A place for art, books, conversations
Lewis Carroll’s whimsical words from Alice’s Adventures in Wonderland greet visitors on a plaque outside the door of the new Stuart and Mimi Rose Gallery in Roesch Library.
“And what is the use of a book,” thought Alice, “without pictures or conversation?”
“I like this quote so much,” said Kathy Webb, dean of University Libraries, at the gallery’s dedication on Oct. 26. “It represents what this space is and can be — a place for art, books and conversations.”
And it’s fulfilling that promise. In the gallery’s first three weeks, 1,336 visitors — including UD classes, a team from the Miami Valley Regional Planning Commission and three vans of visitors from Goodwill Easter Seals — viewed its opening exhibit, UnDesign the Redline. At the dedication, visitors strolled around the spacious first-floor gallery to glimpse the traveling, interactive display that describes the painful legacy of 1930s redlining in Dayton and what the community can do today to dismantle racial segregation.
University of Dayton President Eric F. Spina called the Rose Gallery “a crossroads for a campus dedicated to learning about humanity, whether from rare books or a redlining exhibit — or any number of future displays that will give voice to the deepest questions of our times.”
“This will be a place of shared dialogue,” he told the standing-room-only crowd. “It will be a place for curious minds and for lifelong learners. It will be a place of quiet reflection as students, faculty and staff stop in to soak in the exhibits.”
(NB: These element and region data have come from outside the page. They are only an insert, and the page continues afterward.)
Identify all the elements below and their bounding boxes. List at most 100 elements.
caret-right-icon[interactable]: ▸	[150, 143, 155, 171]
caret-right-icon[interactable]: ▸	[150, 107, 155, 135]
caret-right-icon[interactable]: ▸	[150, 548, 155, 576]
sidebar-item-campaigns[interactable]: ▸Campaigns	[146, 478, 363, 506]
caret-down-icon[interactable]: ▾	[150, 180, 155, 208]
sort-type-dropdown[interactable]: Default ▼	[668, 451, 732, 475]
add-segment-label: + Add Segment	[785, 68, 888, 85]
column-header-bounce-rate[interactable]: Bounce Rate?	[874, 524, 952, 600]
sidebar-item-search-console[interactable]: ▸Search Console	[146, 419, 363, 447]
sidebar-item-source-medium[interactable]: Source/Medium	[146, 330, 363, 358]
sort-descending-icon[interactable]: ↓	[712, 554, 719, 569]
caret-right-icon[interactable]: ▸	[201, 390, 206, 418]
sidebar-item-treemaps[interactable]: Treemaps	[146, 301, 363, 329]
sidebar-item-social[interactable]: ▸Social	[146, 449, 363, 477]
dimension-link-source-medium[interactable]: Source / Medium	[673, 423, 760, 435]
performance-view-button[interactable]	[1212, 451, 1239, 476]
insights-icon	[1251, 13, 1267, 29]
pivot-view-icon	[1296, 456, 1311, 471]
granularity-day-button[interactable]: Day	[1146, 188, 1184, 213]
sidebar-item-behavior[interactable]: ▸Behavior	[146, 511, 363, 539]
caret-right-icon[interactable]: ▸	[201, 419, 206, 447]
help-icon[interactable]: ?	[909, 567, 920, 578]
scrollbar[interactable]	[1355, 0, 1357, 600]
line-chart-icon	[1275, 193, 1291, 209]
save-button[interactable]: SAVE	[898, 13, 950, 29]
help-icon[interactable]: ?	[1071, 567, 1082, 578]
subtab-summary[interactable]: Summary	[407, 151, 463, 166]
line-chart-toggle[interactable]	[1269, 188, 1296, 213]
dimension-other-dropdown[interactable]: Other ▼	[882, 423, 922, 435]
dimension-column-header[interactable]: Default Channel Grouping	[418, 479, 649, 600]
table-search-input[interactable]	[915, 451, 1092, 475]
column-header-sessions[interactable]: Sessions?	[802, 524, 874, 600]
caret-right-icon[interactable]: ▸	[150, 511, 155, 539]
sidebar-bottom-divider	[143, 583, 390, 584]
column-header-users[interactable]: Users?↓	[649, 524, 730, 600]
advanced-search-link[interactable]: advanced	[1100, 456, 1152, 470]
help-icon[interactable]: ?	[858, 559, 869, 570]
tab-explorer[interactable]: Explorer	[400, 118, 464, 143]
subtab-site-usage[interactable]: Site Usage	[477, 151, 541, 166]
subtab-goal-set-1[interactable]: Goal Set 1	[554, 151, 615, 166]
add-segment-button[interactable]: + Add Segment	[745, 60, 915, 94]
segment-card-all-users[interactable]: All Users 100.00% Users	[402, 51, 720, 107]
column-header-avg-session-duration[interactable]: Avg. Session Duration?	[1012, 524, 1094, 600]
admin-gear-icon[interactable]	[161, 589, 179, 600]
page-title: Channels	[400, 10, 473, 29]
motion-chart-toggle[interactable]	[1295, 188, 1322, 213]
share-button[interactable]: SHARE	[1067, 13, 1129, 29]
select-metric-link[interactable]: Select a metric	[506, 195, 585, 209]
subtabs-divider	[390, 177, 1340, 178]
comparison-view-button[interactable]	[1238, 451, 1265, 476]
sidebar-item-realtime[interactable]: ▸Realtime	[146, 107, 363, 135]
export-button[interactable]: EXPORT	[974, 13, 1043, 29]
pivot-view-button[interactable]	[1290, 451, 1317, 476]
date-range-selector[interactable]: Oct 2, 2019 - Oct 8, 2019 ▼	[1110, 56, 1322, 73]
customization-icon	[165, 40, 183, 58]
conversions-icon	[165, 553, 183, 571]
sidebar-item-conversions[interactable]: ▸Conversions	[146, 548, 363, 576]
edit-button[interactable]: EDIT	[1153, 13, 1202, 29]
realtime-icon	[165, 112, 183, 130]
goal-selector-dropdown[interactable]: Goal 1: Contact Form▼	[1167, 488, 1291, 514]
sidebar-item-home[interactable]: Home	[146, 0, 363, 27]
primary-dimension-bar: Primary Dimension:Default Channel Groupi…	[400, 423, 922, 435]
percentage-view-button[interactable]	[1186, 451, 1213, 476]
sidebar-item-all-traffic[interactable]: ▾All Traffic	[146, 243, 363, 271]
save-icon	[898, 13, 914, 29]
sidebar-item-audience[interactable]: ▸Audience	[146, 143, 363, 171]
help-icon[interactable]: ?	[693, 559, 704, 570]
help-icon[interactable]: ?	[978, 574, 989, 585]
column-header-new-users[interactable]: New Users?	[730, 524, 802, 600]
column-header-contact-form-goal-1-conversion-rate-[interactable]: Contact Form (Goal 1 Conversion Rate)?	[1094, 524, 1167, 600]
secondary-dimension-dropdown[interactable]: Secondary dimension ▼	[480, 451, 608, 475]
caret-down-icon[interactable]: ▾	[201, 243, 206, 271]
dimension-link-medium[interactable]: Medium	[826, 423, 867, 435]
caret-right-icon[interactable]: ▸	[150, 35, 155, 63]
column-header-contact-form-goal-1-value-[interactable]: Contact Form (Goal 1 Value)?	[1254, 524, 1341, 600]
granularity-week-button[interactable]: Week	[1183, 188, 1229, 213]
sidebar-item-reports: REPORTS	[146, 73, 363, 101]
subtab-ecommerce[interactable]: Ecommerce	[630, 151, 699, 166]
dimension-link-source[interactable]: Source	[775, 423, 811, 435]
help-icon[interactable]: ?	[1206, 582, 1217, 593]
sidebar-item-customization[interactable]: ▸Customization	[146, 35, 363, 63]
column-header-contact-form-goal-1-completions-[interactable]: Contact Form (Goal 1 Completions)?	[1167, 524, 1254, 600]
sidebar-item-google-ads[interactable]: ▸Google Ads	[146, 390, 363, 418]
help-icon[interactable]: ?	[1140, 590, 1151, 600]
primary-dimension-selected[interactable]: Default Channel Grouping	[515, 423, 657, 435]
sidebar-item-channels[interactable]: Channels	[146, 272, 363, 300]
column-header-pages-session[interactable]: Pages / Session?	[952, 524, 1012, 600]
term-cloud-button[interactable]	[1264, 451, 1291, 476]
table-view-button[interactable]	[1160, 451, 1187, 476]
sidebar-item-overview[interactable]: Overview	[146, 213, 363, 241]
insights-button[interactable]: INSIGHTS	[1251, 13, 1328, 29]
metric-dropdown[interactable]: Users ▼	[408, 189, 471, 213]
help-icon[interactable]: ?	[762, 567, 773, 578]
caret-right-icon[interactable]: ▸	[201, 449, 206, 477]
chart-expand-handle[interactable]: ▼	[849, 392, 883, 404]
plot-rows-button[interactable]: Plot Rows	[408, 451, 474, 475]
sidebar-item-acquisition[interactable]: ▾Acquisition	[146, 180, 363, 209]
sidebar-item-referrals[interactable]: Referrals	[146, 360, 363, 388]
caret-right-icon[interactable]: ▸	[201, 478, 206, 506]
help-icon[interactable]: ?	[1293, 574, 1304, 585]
“It will be a place of quiet reflection as students, faculty and staff stop in to soak in the exhibits.”
In the past decade, local philanthropists Stuart and Mimi Rose “have become dear friends and benefactors to the UD Libraries and the campus,” said Webb, noting that she and colleagues were “awestruck” when they visited Stuart’s world-class library of rare books.
“We had the opportunity to touch and view a first edition Galileo, a book signed by Abraham Lincoln, the original typewritten manuscript of Malcolm X’s autobiography and the galley proofs for Tolkein’s Lord of the Rings trilogy,” remembered Webb. “And those are just a fraction of the rare books and manuscripts in Stuart’s library.”
Since then, the couple loaned 50 of the oldest and most important works in history for an Imprints and Impressions: Milestones in Human Progress exhibit that drew thousands and set the stage for future collaborations. They’ve also donated a number of books, including a “He” version of the 1611 King James Bible, to the library’s growing rare books collection.
“When Kathy brought professor after professor out, I saw the love they had for books. I saw how rare books could be used to teach classes,” said Stuart Rose, one of the world’s preeminent collectors. “It’s a great honor to have my name on this room. You have one of the greatest libraries I’ve ever seen.”
“You have one of the greatest libraries I’ve ever seen.”
The University has become a home to the couple, so it’s apt that the Rose name graces the gallery.
“We’re grateful, joyful and very appreciative to be part of the University and your family,” Mimi Rose said.